I’m still trying to figure out the best practices here, and played it too “safe” (in the sense that I knew I’d get a result that looked good, though not optimal dynamic range) by using the higher ISO. But I’m all about optimizing things like this and want to do it with maximum image quality in the future.
One thing I meant to add as well, is that the decrease in dynamic range at higher ISOs certainly exists, but not necessarily in the way that people think. If a photo at ISO 6400 doesn’t blow out any highlights, a photo taken at ISO 3200 and boosted in post by one stop (all other settings equal) won’t have any more dynamic range. At best, if ISO is invariant on that camera between those two ISOs, the results will be equivalent. In practice, there’s probably a slight *benefit* to dynamic range at the higher ISO in such a case.
I know you know this because you’re referring to blowing out the stars’ highlights at my ISO, but I wanted to add it for those who didn’t know.
I was lucky the first week being able to capture it with clear skies. After that it has been nothing but clouds! I even traveled two hours away to frame it with a famous geological feature but the clouds never let up. I have since given up. Nice photo!

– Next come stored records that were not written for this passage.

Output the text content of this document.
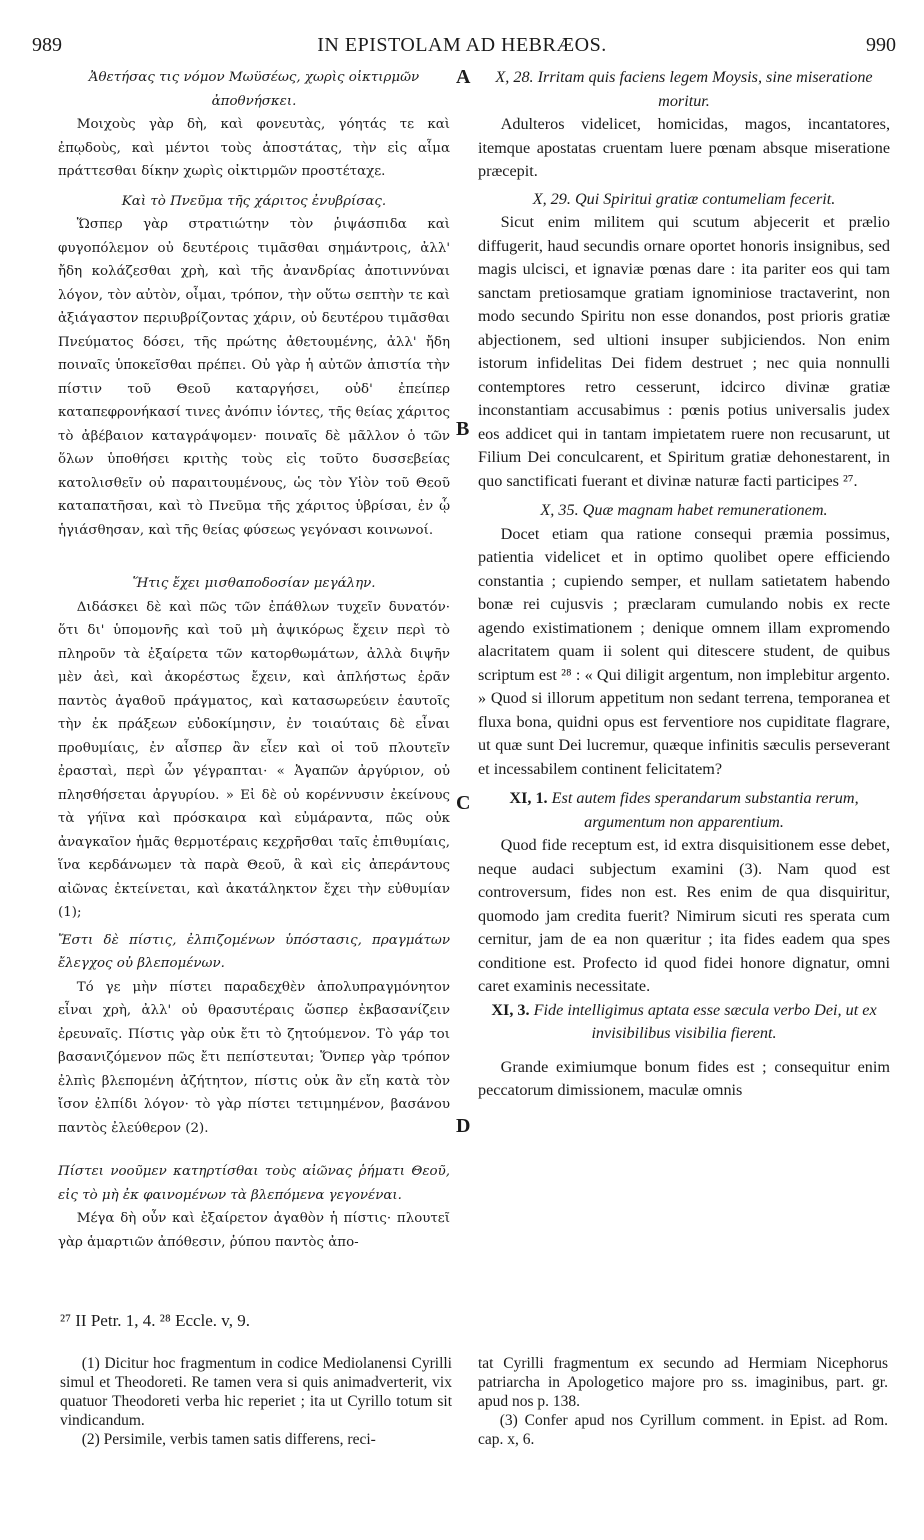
989	IN EPISTOLAM AD HEBRÆOS.	990

Ἀθετήσας τις νόμον Μωϋσέως, χωρὶς οἰκτιρμῶν ἀποθνήσκει.

Μοιχοὺς γὰρ δὴ, καὶ φονευτὰς, γόητάς τε καὶ ἐπῳδοὺς, καὶ μέντοι τοὺς ἀποστάτας, τὴν εἰς αἷμα πράττεσθαι δίκην χωρὶς οἰκτιρμῶν προστέταχε.

Καὶ τὸ Πνεῦμα τῆς χάριτος ἐνυβρίσας.

Ὥσπερ γὰρ στρατιώτην τὸν ῥιψάσπιδα καὶ φυγοπόλεμον οὐ δευτέροις τιμᾶσθαι σημάντροις, ἀλλ' ἤδη κολάζεσθαι χρὴ, καὶ τῆς ἀνανδρίας ἀποτιννύναι λόγον, τὸν αὐτὸν, οἶμαι, τρόπον, τὴν οὕτω σεπτὴν τε καὶ ἀξιάγαστον περιυβρίζοντας χάριν, οὐ δευτέρου τιμᾶσθαι Πνεύματος δόσει, τῆς πρώτης ἀθετουμένης, ἀλλ' ἤδη ποιναῖς ὑποκεῖσθαι πρέπει. Οὐ γὰρ ἡ αὐτῶν ἀπιστία τὴν πίστιν τοῦ Θεοῦ καταργήσει, οὐδ' ἐπείπερ καταπεφρονήκασί τινες ἀνόπιν ἰόντες, τῆς θείας χάριτος τὸ ἀβέβαιον καταγράψομεν· ποιναῖς δὲ μᾶλλον ὁ τῶν ὅλων ὑποθήσει κριτὴς τοὺς εἰς τοῦτο δυσσεβείας κατολισθεῖν οὐ παραιτουμένους, ὡς τὸν Υἱὸν τοῦ Θεοῦ καταπατῆσαι, καὶ τὸ Πνεῦμα τῆς χάριτος ὑβρίσαι, ἐν ᾧ ἡγιάσθησαν, καὶ τῆς θείας φύσεως γεγόνασι κοινωνοί.

Ἥτις ἔχει μισθαποδοσίαν μεγάλην.

Διδάσκει δὲ καὶ πῶς τῶν ἐπάθλων τυχεῖν δυνατόν· ὅτι δι' ὑπομονῆς καὶ τοῦ μὴ ἀψικόρως ἔχειν περὶ τὸ πληροῦν τὰ ἐξαίρετα τῶν κατορθωμάτων, ἀλλὰ διψῆν μὲν ἀεὶ, καὶ ἀκορέστως ἔχειν, καὶ ἀπλήστως ἐρᾶν παντὸς ἀγαθοῦ πράγματος, καὶ κατασωρεύειν ἑαυτοῖς τὴν ἐκ πράξεων εὐδοκίμησιν, ἐν τοιαύταις δὲ εἶναι προθυμίαις, ἐν αἷσπερ ἂν εἶεν καὶ οἱ τοῦ πλουτεῖν ἐρασταὶ, περὶ ὧν γέγραπται· « Ἀγαπῶν ἀργύριον, οὐ πλησθήσεται ἀργυρίου. » Εἰ δὲ οὐ κορέννυσιν ἐκείνους τὰ γήϊνα καὶ πρόσκαιρα καὶ εὐμάραντα, πῶς οὐκ ἀναγκαῖον ἡμᾶς θερμοτέραις κεχρῆσθαι ταῖς ἐπιθυμίαις, ἵνα κερδάνωμεν τὰ παρὰ Θεοῦ, ἃ καὶ εἰς ἀπεράντους αἰῶνας ἐκτείνεται, καὶ ἀκατάληκτον ἔχει τὴν εὐθυμίαν (1);

Ἔστι δὲ πίστις, ἐλπιζομένων ὑπόστασις, πραγμάτων ἔλεγχος οὐ βλεπομένων.

Τό γε μὴν πίστει παραδεχθὲν ἀπολυπραγμόνητον εἶναι χρὴ, ἀλλ' οὐ θρασυτέραις ὥσπερ ἐκβασανίζειν ἐρευναῖς. Πίστις γὰρ οὐκ ἔτι τὸ ζητούμενον. Τὸ γάρ τοι βασανιζόμενον πῶς ἔτι πεπίστευται; Ὅνπερ γὰρ τρόπον ἐλπὶς βλεπομένη ἀζήτητον, πίστις οὐκ ἂν εἴη κατὰ τὸν ἴσον ἐλπίδι λόγον· τὸ γὰρ πίστει τετιμημένον, βασάνου παντὸς ἐλεύθερον (2).

Πίστει νοοῦμεν κατηρτίσθαι τοὺς αἰῶνας ῥήματι Θεοῦ, εἰς τὸ μὴ ἐκ φαινομένων τὰ βλεπόμενα γεγονέναι.

Μέγα δὴ οὖν καὶ ἐξαίρετον ἀγαθὸν ἡ πίστις· πλουτεῖ γὰρ ἁμαρτιῶν ἀπόθεσιν, ῥύπου παντὸς ἀπο-

A
B
C
D

X, 28. Irritam quis faciens legem Moysis, sine miseratione moritur.

Adulteros videlicet, homicidas, magos, incantatores, itemque apostatas cruentam luere pœnam absque miseratione præcepit.

X, 29. Qui Spiritui gratiæ contumeliam fecerit.

Sicut enim militem qui scutum abjecerit et prælio diffugerit, haud secundis ornare oportet honoris insignibus, sed magis ulcisci, et ignaviæ pœnas dare : ita pariter eos qui tam sanctam pretiosamque gratiam ignominiose tractaverint, non modo secundo Spiritu non esse donandos, post prioris gratiæ abjectionem, sed ultioni insuper subjiciendos. Non enim istorum infidelitas Dei fidem destruet ; nec quia nonnulli contemptores retro cesserunt, idcirco divinæ gratiæ inconstantiam accusabimus : pœnis potius universalis judex eos addicet qui in tantam impietatem ruere non recusarunt, ut Filium Dei conculcarent, et Spiritum gratiæ dehonestarent, in quo sanctificati fuerant et divinæ naturæ facti participes ²⁷.

X, 35. Quæ magnam habet remunerationem.

Docet etiam qua ratione consequi præmia possimus, patientia videlicet et in optimo quolibet opere efficiendo constantia ; cupiendo semper, et nullam satietatem habendo bonæ rei cujusvis ; præclaram cumulando nobis ex recte agendo existimationem ; denique omnem illam expromendo alacritatem quam ii solent qui ditescere student, de quibus scriptum est ²⁸ : « Qui diligit argentum, non implebitur argento. » Quod si illorum appetitum non sedant terrena, temporanea et fluxa bona, quidni opus est ferventiore nos cupiditate flagrare, ut quæ sunt Dei lucremur, quæque infinitis sæculis perseverant et incessabilem continent felicitatem?

XI, 1. Est autem fides sperandarum substantia rerum, argumentum non apparentium.

Quod fide receptum est, id extra disquisitionem esse debet, neque audaci subjectum examini (3). Nam quod est controversum, fides non est. Res enim de qua disquiritur, quomodo jam credita fuerit? Nimirum sicuti res sperata cum cernitur, jam de ea non quæritur ; ita fides eadem qua spes conditione est. Profecto id quod fidei honore dignatur, omni caret examinis necessitate.

XI, 3. Fide intelligimus aptata esse sæcula verbo Dei, ut ex invisibilibus visibilia fierent.

Grande eximiumque bonum fides est ; consequitur enim peccatorum dimissionem, maculæ omnis

²⁷ II Petr. 1, 4. ²⁸ Eccle. v, 9.

(1) Dicitur hoc fragmentum in codice Mediolanensi Cyrilli simul et Theodoreti. Re tamen vera si quis animadverterit, vix quatuor Theodoreti verba hic reperiet ; ita ut Cyrillo totum sit vindicandum.

(2) Persimile, verbis tamen satis differens, reci-

tat Cyrilli fragmentum ex secundo ad Hermiam Nicephorus patriarcha in Apologetico majore pro ss. imaginibus, part. gr. apud nos p. 138.

(3) Confer apud nos Cyrillum comment. in Epist. ad Rom. cap. x, 6.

Glad that you got to see it! I’d been wanting to make this video since the comet first became visible, but afternoon thunderstorms are apparently a requirement in Colorado in the summer. I was really lucky to have this clear night!
Good job Spencer! I am glad the pictures turned out okay.
Thank you, Zigman! I was really glad they did as well.
Outstanding photographs Spencer!! Wish I could have been back in Santa Fe last week to photograph this comet but Durham’s terrain, light and humidity would not allow.
Thank you! Yeah, unfortunately light pollution makes this pretty much impossible. I moved out to Colorado last year and have been amazed how much clearer the skies are here (previously lived in Nashville and Chicago).